To show it is at most $$p^2-1$$, note that $$d$$ is coprime to $$p^2$$. The elements of the series will cycle through all the residues $$\bmod p^2$$. You will hit a number equivalent to $$0 \bmod p^2$$ every $$p^2$$ numbers, so the longest run without one will be $$p^2-1$$.

For any finite set of primes $$p_i$$ we can show there is a run of $$p^2-1$$ numbers not divisible by the square of any of them. We might as well take $$p_1=p$$. We can then use the Chinese Remainder Theorem to solve the equations $$n \equiv d \pmod {p_i^2}$$ simultaneously. The numbers $$n,n+d,n+2d \ldots n+(p^2-1)d$$ will not be divisible by the square of any of them. I don't see how to extend this to infinite sets of primes.

• Thank you for your answer! But I do not understand the argument: If, for example, I have $d=3$, then $p=2$ and $L=p^2-1=3$. A solution for $n\equiv d$ ($\mod q^2$) for all primes $q$ is $n=3$, but $(3,6,9)$ is not squarefree. (The smallest $n$ in this case is $n=7$: The progression $(7, 10, 13)$ is squarefree.) – Anny One Apr 5 at 11:36
• I did not say that any progression of $p^1-1$ is squarefree, just that you could find one. You need to start with a number equivalent to $d \pmod {p^2}$ for every prime dividing $d$, but you also need to miss the squares of other primes. My worry about infinite sets of primes is exactly that. Maybe every sequence of length $d$ hits one of them or another. I doubt it ever does, but I couldn't prove it. – Ross Millikan Apr 5 at 13:28

I did find a proof for the above conjecture.

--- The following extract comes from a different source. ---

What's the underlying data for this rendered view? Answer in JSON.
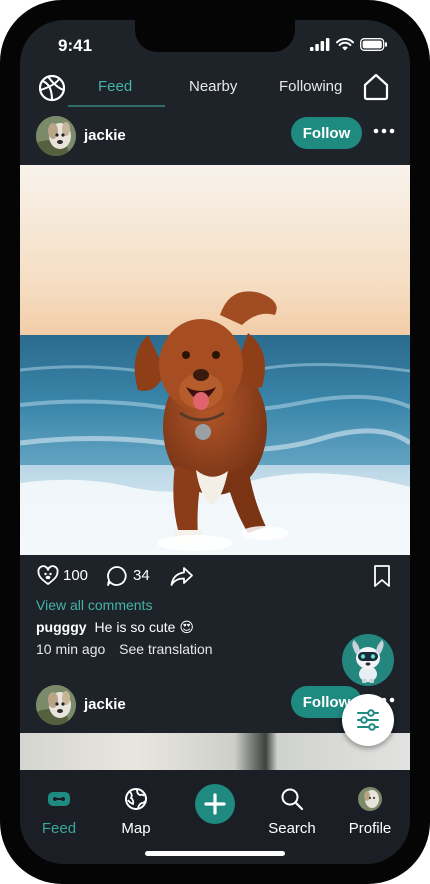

There is a theorem about tuples of the form $$(n+l_1, n+l_2,\ldots,n+l_s)$$ which when specialized to $$l_i=i\cdot d$$ for $$i=0,\ldots,p^2-1$$ says that for large $$n$$ the percentage of squarefree tuples among them is about $$P=\Pi_q(1-u(q)/q^2)$$, where $$u(q)=1$$ if $$q$$ divides $$d$$ and $$u(q)=p^2-1$$ otherwise. This includes the existence of such tuples! The proof is via sieve methods.

I would still be interested in having a more direct proof.

The above theorem seems to have been first proved by the Indian mathematician S. Pillai (On the set of square free numbers, Jour. Indian Math. Soc., New series, II (1936), 116-118).